Mais qu’y peux-je ? Le déroulement implacable du temps m’y oblige. Car en
ce début de l’année 1622, je ne peux que je ne vous conte comment, pour le
couple royal, les roses de la vie se fanèrent, le désamour comme un
inguérissable ulcère rongeant peu à peu leur mutuelle tendresse.

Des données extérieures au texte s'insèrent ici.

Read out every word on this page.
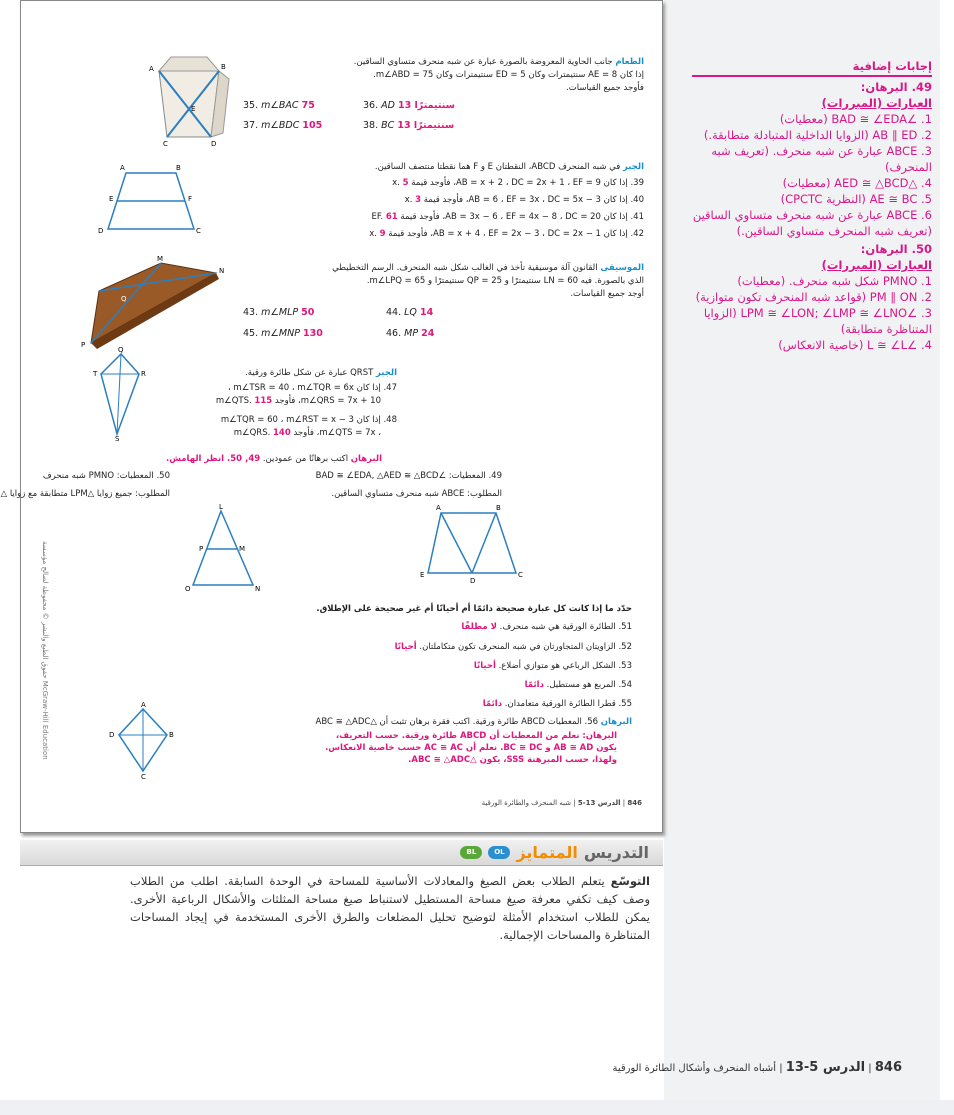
إجابات إضافية
49. البرهان:
العبارات (المبررات)
1. ∠BAD ≅ ∠EDA (معطيات)
2. AB ∥ ED (الزوايا الداخلية المتبادلة متطابقة.)
3. ABCE عبارة عن شبه منحرف. (تعريف شبه المنحرف)
4. △AED ≅ △BCD (معطيات)
5. AE ≅ BC (النظرية CPCTC)
6. ABCE عبارة عن شبه منحرف متساوي الساقين (تعريف شبه المنحرف متساوي الساقين.)
50. البرهان:
العبارات (المبررات)
1. PMNO شكل شبه منحرف. (معطيات)
2. PM ∥ ON (قواعد شبه المنحرف تكون متوازية)
3. ∠LPM ≅ ∠LON; ∠LMP ≅ ∠LNO (الزوايا المتناظرة متطابقة)
4. ∠L ≅ ∠L (خاصية الانعكاس)
A	B
C	D
E
الطعام جانب الحاوية المعروضة بالصورة عبارة عن شبه منحرف متساوي الساقين.
إذا كان AE = 8 سنتيمترات وكان ED = 5 سنتيمترات وكان m∠ABD = 75.
فأوجد جميع القياسات.
35. m∠BAC 75	36. AD 13 سنتيمترًا
37. m∠BDC 105	38. BC 13 سنتيمترًا
A	B
E	F
D	C
الجبر في شبه المنحرف ABCD، النقطتان E و F هما نقطتا منتصف الساقين.
39. إذا كان AB = x + 2 ، DC = 2x + 1 ، EF = 9، فأوجد قيمة x. 5
40. إذا كان AB = 6 ، EF = 3x ، DC = 5x − 3، فأوجد قيمة x. 3
41. إذا كان AB = 3x − 6 ، EF = 4x − 8 ، DC = 20، فأوجد قيمة EF. 61
42. إذا كان AB = x + 4 ، EF = 2x − 3 ، DC = 2x − 1، فأوجد قيمة x. 9
L
M
N
P
Q
الموسيقى القانون آلة موسيقية تأخذ في الغالب شكل شبه المنحرف. الرسم التخطيطي
الذي بالصورة. فيه LN = 60 سنتيمترًا و QP = 25 سنتيمترًا و m∠LPQ = 65.
أوجد جميع القياسات.
43. m∠MLP 50	44. LQ 14
45. m∠MNP 130	46. MP 24
Q
R
T
S
الجبر QRST عبارة عن شكل طائرة ورقية.
47. إذا كان m∠TSR = 40 ، m∠TQR = 6x ،
m∠QRS = 7x + 10، فأوجد m∠QTS. 115
48. إذا كان m∠TQR = 60 ، m∠RST = x − 3
، m∠QTS = 7x، فأوجد m∠QRS. 140
البرهان اكتب برهانًا من عمودين. 49, 50. انظر الهامش.
49. المعطيات: ∠BAD ≅ ∠EDA, △AED ≅ △BCD
المطلوب: ABCE شبه منحرف متساوي الساقين.
50. المعطيات: PMNO شبه منحرف
المطلوب: جميع زوايا △LPM متطابقة مع زوايا △
L
P	M
O	N
A	B
E
D
C
حدّد ما إذا كانت كل عبارة صحيحة دائمًا أم أحيانًا أم غير صحيحة على الإطلاق.
51. الطائرة الورقية هي شبه منحرف. لا مطلقًا
52. الزاويتان المتجاورتان في شبه المنحرف تكون متكاملتان. أحيانًا
53. الشكل الرباعي هو متوازي أضلاع. أحيانًا
54. المربع هو مستطيل. دائمًا
55. قطرا الطائرة الورقية متعامدان. دائمًا
البرهان 56. المعطيات ABCD طائرة ورقية. اكتب فقرة برهان تثبت أن △ABC ≅ △ADC
البرهان: نعلم من المعطيات أن ABCD طائرة ورقية. حسب التعريف،
يكون AB ≅ AD و BC ≅ DC. نعلم أن AC ≅ AC حسب خاصية الانعكاس.
ولهذا، حسب المبرهنة SSS، يكون △ABC ≅ △ADC.
A
B
D
C
حقوق الطبع والنشر © محفوظة لصالح مؤسسة McGraw-Hill Education
846 | الدرس 13-5 | شبه المنحرف والطائرة الورقية
التدريس
المتمايز
OL
BL
التوسّع يتعلم الطلاب بعض الصيغ والمعادلات الأساسية للمساحة في الوحدة السابقة. اطلب من الطلاب وصف كيف تكفي معرفة صيغ مساحة المستطيل لاستنباط صيغ مساحة المثلثات والأشكال الرباعية الأخرى. يمكن للطلاب استخدام الأمثلة لتوضيح تحليل المضلعات والطرق الأخرى المستخدمة في إيجاد المساحات المتناظرة والمساحات الإجمالية.
846 | الدرس 5-13 | أشباه المنحرف وأشكال الطائرة الورقية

    Au début de février, j’appris que Sa Majesté la reine était
derechef enceinte et comme, par deux fois déjà, elle avait perdu son fruit, son
médecin lui avait recommandé les plus grands ménagements. Elle devait se
coucher tôt, s’allonger souvent, ne point marcher longtemps, éviter les
veilles, les efforts, les mouvements brusques. Toutes recommandations que le
roi lui avait répétées, l’enjeu, après de si cruelles déceptions, étant de si
grande conséquence et pour elle, et pour lui, et pour le royaume.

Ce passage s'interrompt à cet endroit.